RPC DCOM Update: sdbot variant
If you didn't patch and you're rooted by anything, then Rebuild.
As the information about file hiding in the e-mail post to Unisog below shows, for critical systems, you cannot rely on any vendors "cleaning tools" in a situation like this because;
The tools are not going to find everything from all of the variants and:
You're never going to be able to afford the forensic expense necessary to ensure all hidden files on your system are found.
So byte the bullet, rebuild and patch.
----- Original Message -----
From: "Andy Efting" <firstname.lastname@example.org>
Sent: Tuesday, August 05, 2003 6:53 AM
Subject: [unisog] Re:Unintended update
Here is more detail that I promised last night. This was written by our NT team:
After working with HP Services, Microsoft, and several departments on campus - we have found the following regarding the RPC exploitation.
This information is provided as-is, etc, etc...
This may not be exact across the board, but is what we have found.
There are several signs that will indicate the presence of the RPC exploit on a system that has not done a manual installation of the RPC exploit patch (KB823980).
All machines we have found to be exploited are running Windows 2000 &; 2003 Server.
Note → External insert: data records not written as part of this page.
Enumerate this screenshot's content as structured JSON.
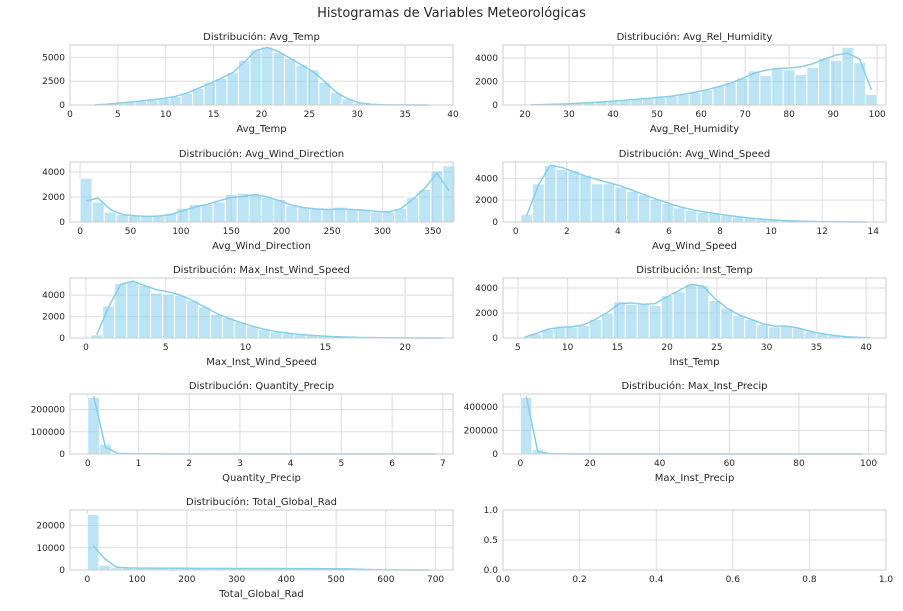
{
  "suptitle": "Histogramas de Variables Meteorológicas",
  "colors": {
    "bar": "#87ceeb",
    "kde": "#87ceeb",
    "grid": "#dddddd",
    "frame": "#cccccc"
  },
  "chart_data": [
    {
      "type": "bar",
      "title": "Distribución: Avg_Temp",
      "xlabel": "Avg_Temp",
      "xlim": [
        0,
        40
      ],
      "ylim": [
        0,
        6300
      ],
      "xticks": [
        0,
        5,
        10,
        15,
        20,
        25,
        30,
        35,
        40
      ],
      "yticks": [
        0,
        2500,
        5000
      ],
      "bin_start": 2,
      "bin_width": 1.2,
      "values": [
        10,
        80,
        180,
        300,
        420,
        550,
        700,
        900,
        1250,
        1750,
        2400,
        2800,
        3400,
        4700,
        5800,
        6100,
        5500,
        4900,
        4200,
        3700,
        2400,
        1300,
        650,
        230,
        80,
        30,
        15,
        8,
        4,
        2
      ],
      "kde": [
        10,
        80,
        180,
        300,
        420,
        550,
        700,
        900,
        1250,
        1750,
        2250,
        2800,
        3400,
        4500,
        5700,
        6050,
        5600,
        4900,
        4200,
        3500,
        2450,
        1350,
        650,
        230,
        80,
        30,
        15,
        8,
        4,
        2
      ]
    },
    {
      "type": "bar",
      "title": "Distribución: Avg_Rel_Humidity",
      "xlabel": "Avg_Rel_Humidity",
      "xlim": [
        15,
        102
      ],
      "ylim": [
        0,
        5100
      ],
      "xticks": [
        20,
        30,
        40,
        50,
        60,
        70,
        80,
        90,
        100
      ],
      "yticks": [
        0,
        2000,
        4000
      ],
      "bin_start": 20,
      "bin_width": 2.667,
      "values": [
        10,
        30,
        60,
        100,
        150,
        200,
        260,
        330,
        400,
        480,
        560,
        660,
        760,
        900,
        1080,
        1300,
        1600,
        1900,
        2300,
        2900,
        2500,
        3100,
        3000,
        2600,
        3200,
        4000,
        3800,
        4900,
        3600,
        900
      ],
      "kde": [
        10,
        30,
        60,
        100,
        150,
        200,
        260,
        330,
        400,
        480,
        560,
        660,
        760,
        900,
        1080,
        1300,
        1550,
        1850,
        2250,
        2700,
        2950,
        3100,
        3150,
        3250,
        3500,
        3900,
        4250,
        4400,
        3900,
        1300
      ]
    },
    {
      "type": "bar",
      "title": "Distribución: Avg_Wind_Direction",
      "xlabel": "Avg_Wind_Direction",
      "xlim": [
        -10,
        370
      ],
      "ylim": [
        0,
        4800
      ],
      "xticks": [
        0,
        50,
        100,
        150,
        200,
        250,
        300,
        350
      ],
      "yticks": [
        0,
        2000,
        4000
      ],
      "bin_start": 0,
      "bin_width": 12,
      "values": [
        3500,
        1600,
        800,
        600,
        500,
        550,
        500,
        700,
        1100,
        1400,
        1400,
        1600,
        2200,
        2300,
        2200,
        2000,
        1800,
        1300,
        1200,
        1100,
        1000,
        1200,
        1000,
        1000,
        800,
        800,
        1100,
        2000,
        2600,
        4100,
        4500
      ],
      "kde": [
        1700,
        1900,
        1000,
        600,
        500,
        450,
        480,
        600,
        900,
        1200,
        1400,
        1700,
        1950,
        2050,
        2200,
        2000,
        1700,
        1350,
        1150,
        1050,
        1000,
        1050,
        1000,
        950,
        850,
        800,
        1050,
        1800,
        2700,
        3900,
        2500
      ]
    },
    {
      "type": "bar",
      "title": "Distribución: Avg_Wind_Speed",
      "xlabel": "Avg_Wind_Speed",
      "xlim": [
        -0.5,
        14.5
      ],
      "ylim": [
        0,
        5500
      ],
      "xticks": [
        0,
        2,
        4,
        6,
        8,
        10,
        12,
        14
      ],
      "yticks": [
        0,
        2000,
        4000
      ],
      "bin_start": 0.2,
      "bin_width": 0.46,
      "values": [
        700,
        3500,
        5200,
        4800,
        4700,
        4300,
        3500,
        3500,
        3200,
        2800,
        2500,
        2100,
        1700,
        1300,
        1050,
        900,
        800,
        600,
        450,
        350,
        250,
        180,
        120,
        80,
        50,
        30,
        20,
        10,
        5,
        2
      ],
      "kde": [
        600,
        3400,
        5200,
        5000,
        4600,
        4200,
        3900,
        3600,
        3300,
        2900,
        2500,
        2100,
        1750,
        1400,
        1150,
        950,
        780,
        620,
        480,
        360,
        260,
        190,
        130,
        90,
        60,
        35,
        20,
        10,
        5,
        2
      ]
    },
    {
      "type": "bar",
      "title": "Distribución: Max_Inst_Wind_Speed",
      "xlabel": "Max_Inst_Wind_Speed",
      "xlim": [
        -1,
        23
      ],
      "ylim": [
        0,
        5600
      ],
      "xticks": [
        0,
        5,
        10,
        15,
        20
      ],
      "yticks": [
        0,
        2000,
        4000
      ],
      "bin_start": 0.3,
      "bin_width": 0.75,
      "values": [
        300,
        3000,
        5100,
        5300,
        4900,
        4200,
        4100,
        4000,
        3500,
        2900,
        2200,
        1900,
        1500,
        1100,
        800,
        600,
        450,
        320,
        240,
        180,
        120,
        80,
        50,
        35,
        25,
        15,
        10,
        5,
        3,
        2
      ],
      "kde": [
        300,
        2900,
        5000,
        5300,
        4900,
        4500,
        4300,
        4000,
        3500,
        2900,
        2300,
        1850,
        1450,
        1100,
        820,
        600,
        450,
        330,
        240,
        170,
        120,
        80,
        50,
        35,
        25,
        15,
        10,
        5,
        3,
        2
      ]
    },
    {
      "type": "bar",
      "title": "Distribución: Inst_Temp",
      "xlabel": "Inst_Temp",
      "xlim": [
        3.5,
        42
      ],
      "ylim": [
        0,
        4800
      ],
      "xticks": [
        5,
        10,
        15,
        20,
        25,
        30,
        35,
        40
      ],
      "yticks": [
        0,
        2000,
        4000
      ],
      "bin_start": 5,
      "bin_width": 1.2,
      "values": [
        30,
        350,
        700,
        850,
        900,
        1000,
        1500,
        2000,
        2900,
        2700,
        2800,
        2600,
        3400,
        3700,
        4300,
        4200,
        3000,
        2400,
        1800,
        1500,
        1100,
        900,
        1000,
        800,
        500,
        350,
        200,
        100,
        50,
        20
      ],
      "kde": [
        30,
        350,
        700,
        850,
        900,
        1050,
        1500,
        2050,
        2750,
        2800,
        2700,
        2750,
        3300,
        3800,
        4300,
        4150,
        3150,
        2400,
        1850,
        1500,
        1150,
        950,
        950,
        800,
        520,
        340,
        200,
        100,
        50,
        20
      ]
    },
    {
      "type": "bar",
      "title": "Distribución: Quantity_Precip",
      "xlabel": "Quantity_Precip",
      "xlim": [
        -0.35,
        7.2
      ],
      "ylim": [
        0,
        270000
      ],
      "xticks": [
        0,
        1,
        2,
        3,
        4,
        5,
        6,
        7
      ],
      "yticks": [
        0,
        100000,
        200000
      ],
      "bin_start": 0,
      "bin_width": 0.233,
      "values": [
        255000,
        45000,
        3000,
        1500,
        800,
        400,
        200,
        100,
        50,
        20,
        10,
        5,
        3,
        2,
        1,
        1,
        1,
        1,
        1,
        1,
        1,
        1,
        1,
        1,
        1,
        1,
        1,
        1,
        1,
        1
      ],
      "kde": [
        260000,
        30000,
        3000,
        1500,
        800,
        400,
        200,
        100,
        50,
        20,
        10,
        5,
        3,
        2,
        1,
        1,
        1,
        1,
        1,
        1,
        1,
        1,
        1,
        1,
        1,
        1,
        1,
        1,
        1,
        1
      ]
    },
    {
      "type": "bar",
      "title": "Distribución: Max_Inst_Precip",
      "xlabel": "Max_Inst_Precip",
      "xlim": [
        -5,
        105
      ],
      "ylim": [
        0,
        510000
      ],
      "xticks": [
        0,
        20,
        40,
        60,
        80,
        100
      ],
      "yticks": [
        0,
        200000,
        400000
      ],
      "bin_start": 0,
      "bin_width": 3.33,
      "values": [
        480000,
        40000,
        3000,
        1200,
        500,
        200,
        100,
        50,
        20,
        10,
        5,
        3,
        2,
        1,
        1,
        1,
        1,
        1,
        1,
        1,
        1,
        1,
        1,
        1,
        1,
        1,
        1,
        1,
        1,
        1
      ],
      "kde": [
        490000,
        20000,
        3000,
        1200,
        500,
        200,
        100,
        50,
        20,
        10,
        5,
        3,
        2,
        1,
        1,
        1,
        1,
        1,
        1,
        1,
        1,
        1,
        1,
        1,
        1,
        1,
        1,
        1,
        1,
        1
      ]
    },
    {
      "type": "bar",
      "title": "Distribución: Total_Global_Rad",
      "xlabel": "Total_Global_Rad",
      "xlim": [
        -35,
        735
      ],
      "ylim": [
        0,
        27000
      ],
      "xticks": [
        0,
        100,
        200,
        300,
        400,
        500,
        600,
        700
      ],
      "yticks": [
        0,
        10000,
        20000
      ],
      "bin_start": 0,
      "bin_width": 23.3,
      "values": [
        25000,
        2200,
        1000,
        900,
        850,
        800,
        800,
        780,
        750,
        730,
        720,
        700,
        700,
        680,
        670,
        650,
        650,
        630,
        620,
        600,
        580,
        560,
        500,
        300,
        150,
        80,
        40,
        20,
        10,
        5
      ],
      "kde": [
        11000,
        5000,
        1300,
        950,
        850,
        820,
        800,
        780,
        760,
        740,
        720,
        710,
        700,
        690,
        680,
        660,
        650,
        630,
        620,
        600,
        580,
        550,
        480,
        320,
        170,
        80,
        40,
        20,
        10,
        5
      ]
    },
    {
      "type": "table",
      "title": "",
      "xlabel": "",
      "xlim": [
        0,
        1
      ],
      "ylim": [
        0,
        1
      ],
      "xticks": [
        0.0,
        0.2,
        0.4,
        0.6,
        0.8,
        1.0
      ],
      "xtick_labels": [
        "0.0",
        "0.2",
        "0.4",
        "0.6",
        "0.8",
        "1.0"
      ],
      "yticks": [
        0.0,
        0.5,
        1.0
      ],
      "ytick_labels": [
        "0.0",
        "0.5",
        "1.0"
      ],
      "values": []
    }
  ]
}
In the root directory of the hacked server you will find the actual extracted files from the Microsoft patch (any MS patch will not leave the files sitting in the root). These files include:
update.exe (self-extracting archive)
There will also be an <drive>:\update directory from which the installer is called and it will contain the following files:
There is also some further proof that the server has been hacked. In the SYSTEM event log the following entry was found:
Event Type: Information
Event Source: NtServicePack
Event Category: None
Event ID: 4377
Time: 11:18:02 AM
User: NT AUTHORITY\SYSTEM
Windows 2000 Hotfix KB823980 was installed.
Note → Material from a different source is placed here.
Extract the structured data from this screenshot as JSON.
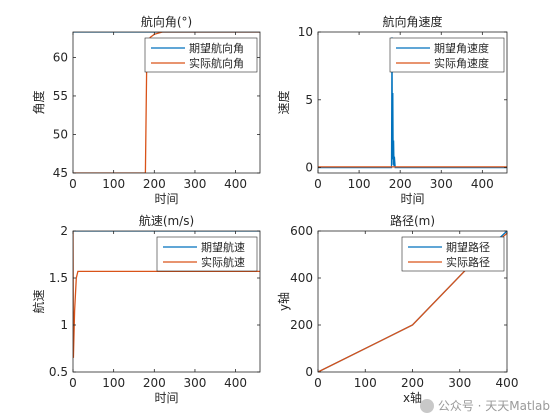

This entry in the log is usually followed by a server restart which will complete the hack.
Once the server has restarted it will no longer appear to be vulnerable to the RPC exploit on the common ports (135,139,445, and 593) and this was confirmed by scanning with several of the DCOM utilities available but it will now have a new port that is available for use by the hacker (port 33571). This port will only be found by issuing a NETSTAT -A command from the command prompt and it will reveal that the server is "listening" on this port. This port is only "listening" on the servers that were hacked.
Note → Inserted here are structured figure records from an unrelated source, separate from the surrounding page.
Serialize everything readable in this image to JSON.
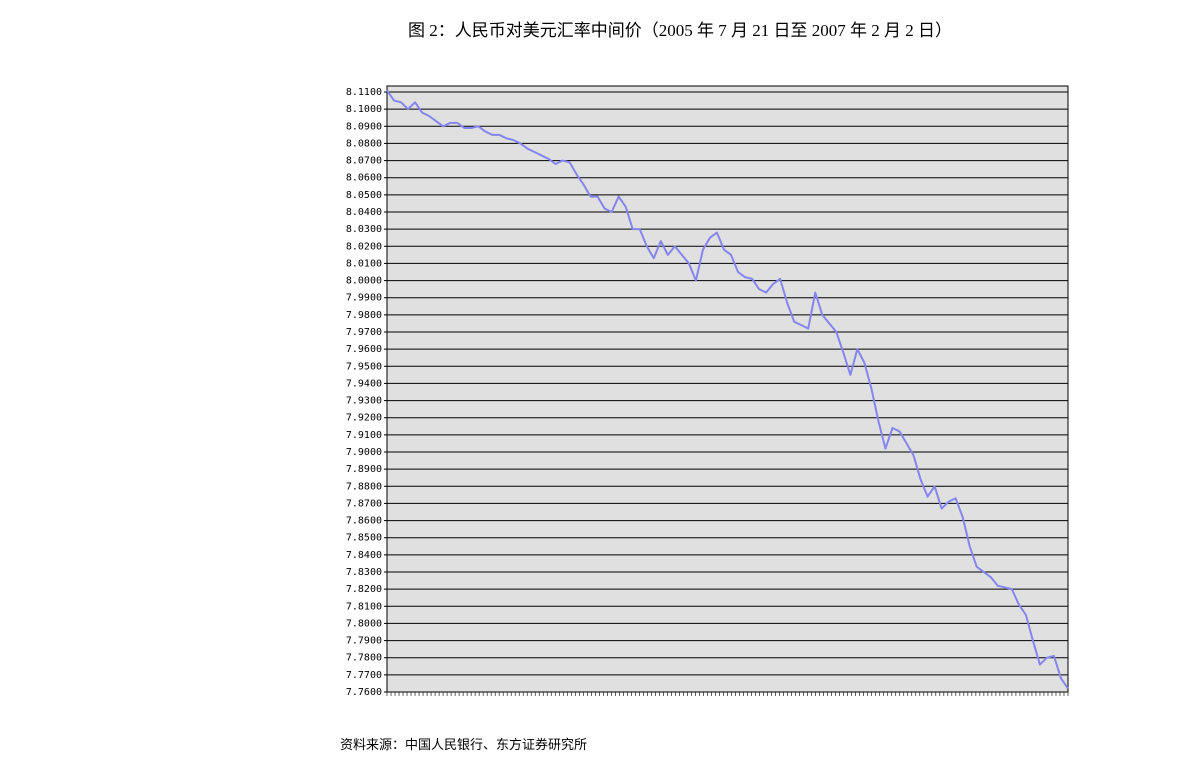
{
  "chart_data": {
    "type": "line",
    "title": "图 2：人民币对美元汇率中间价（2005 年 7 月 21 日至 2007 年 2 月 2 日）",
    "source": "资料来源：中国人民银行、东方证券研究所",
    "color": "#8585f0",
    "grid": true,
    "ylim": [
      7.76,
      8.1135
    ],
    "yticks": [
      {
        "value": 8.11,
        "label": "8.1100"
      },
      {
        "value": 8.1,
        "label": "8.1000"
      },
      {
        "value": 8.09,
        "label": "8.0900"
      },
      {
        "value": 8.08,
        "label": "8.0800"
      },
      {
        "value": 8.07,
        "label": "8.0700"
      },
      {
        "value": 8.06,
        "label": "8.0600"
      },
      {
        "value": 8.05,
        "label": "8.0500"
      },
      {
        "value": 8.04,
        "label": "8.0400"
      },
      {
        "value": 8.03,
        "label": "8.0300"
      },
      {
        "value": 8.02,
        "label": "8.0200"
      },
      {
        "value": 8.01,
        "label": "8.0100"
      },
      {
        "value": 8.0,
        "label": "8.0000"
      },
      {
        "value": 7.99,
        "label": "7.9900"
      },
      {
        "value": 7.98,
        "label": "7.9800"
      },
      {
        "value": 7.97,
        "label": "7.9700"
      },
      {
        "value": 7.96,
        "label": "7.9600"
      },
      {
        "value": 7.95,
        "label": "7.9500"
      },
      {
        "value": 7.94,
        "label": "7.9400"
      },
      {
        "value": 7.93,
        "label": "7.9300"
      },
      {
        "value": 7.92,
        "label": "7.9200"
      },
      {
        "value": 7.91,
        "label": "7.9100"
      },
      {
        "value": 7.9,
        "label": "7.9000"
      },
      {
        "value": 7.89,
        "label": "7.8900"
      },
      {
        "value": 7.88,
        "label": "7.8800"
      },
      {
        "value": 7.87,
        "label": "7.8700"
      },
      {
        "value": 7.86,
        "label": "7.8600"
      },
      {
        "value": 7.85,
        "label": "7.8500"
      },
      {
        "value": 7.84,
        "label": "7.8400"
      },
      {
        "value": 7.83,
        "label": "7.8300"
      },
      {
        "value": 7.82,
        "label": "7.8200"
      },
      {
        "value": 7.81,
        "label": "7.8100"
      },
      {
        "value": 7.8,
        "label": "7.8000"
      },
      {
        "value": 7.79,
        "label": "7.7900"
      },
      {
        "value": 7.78,
        "label": "7.7800"
      },
      {
        "value": 7.77,
        "label": "7.7700"
      },
      {
        "value": 7.76,
        "label": "7.7600"
      }
    ],
    "values": [
      8.111,
      8.105,
      8.104,
      8.1,
      8.104,
      8.098,
      8.096,
      8.093,
      8.09,
      8.092,
      8.092,
      8.089,
      8.089,
      8.09,
      8.087,
      8.085,
      8.085,
      8.083,
      8.082,
      8.08,
      8.077,
      8.075,
      8.073,
      8.071,
      8.068,
      8.07,
      8.069,
      8.062,
      8.056,
      8.049,
      8.049,
      8.042,
      8.04,
      8.049,
      8.043,
      8.03,
      8.03,
      8.02,
      8.013,
      8.023,
      8.015,
      8.02,
      8.015,
      8.01,
      8.0,
      8.018,
      8.025,
      8.028,
      8.018,
      8.015,
      8.005,
      8.002,
      8.001,
      7.995,
      7.993,
      7.998,
      8.001,
      7.987,
      7.976,
      7.974,
      7.972,
      7.993,
      7.98,
      7.975,
      7.97,
      7.958,
      7.945,
      7.96,
      7.952,
      7.937,
      7.918,
      7.902,
      7.914,
      7.912,
      7.905,
      7.898,
      7.884,
      7.874,
      7.88,
      7.867,
      7.871,
      7.873,
      7.862,
      7.845,
      7.833,
      7.83,
      7.827,
      7.822,
      7.821,
      7.82,
      7.811,
      7.805,
      7.79,
      7.776,
      7.78,
      7.781,
      7.768,
      7.762
    ]
  }
}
The exploited server will also have two files HIDDEN on the <drive>:\WINNT\system32 directory. The files are CSRSRV.EXE and CSRSU.EXE. These files ARE NOT VISIBLE from the console of the server.
(The CSRSRV.DLL is a valid file and should not be removed from your system)
These two files can only be seen when connected to the server via an admin share across the network (C$, D$, WINNT$, etc.). These files are not detected by any antivirus programs since they contain valid program code.
NOTE: If the workstation you are using has also been hacked you will be unable to see these files on any
remotely connected machines as well as the local machine.
The hacker may also modify at least one registry entry in the HKLM\SYSTEM\ControlSet001\CSR*.
The CSRSRV.EXE (Path to Executable: C:\WINNT\system32\csrsu.exe) and CSRSU.EXE (Path to Executable: C:\WINNT\system32\csrsrv -k csrspx)files are listed in the Services MMC as Clipboard and CSRS Windows NT
services respectively. These services will fail to start once the files have been renamed from a remote computer. NOTE: If the workstation you are using has also been hacked you will be unable to see these files on any remotely connected machines as well as the local machine.
The removal process:
These files (CSRSRV.EXE and CSRSU.EXE) cannot be deleted remotely but they can be renamed. Once they have been renamed the services can be removed using the delsrv.exe resource kit tool (http://www.microsoft.com/windows2000/techinfo/reskit/tools/existing/delsrv-o.asp)
and executing the following commands:
The registry keys should be deleted and the server rebooted.
We have created and attached a self extracting patch that will remove the services and registry entries from your local machine. This was packed using WinRAR, and we cannot guarantee successful execution on every system. The patch should be applied AFTER you rename the two hidden files in the system32 directory and have restarted the machine.
The patch should be run locally from the affected machine.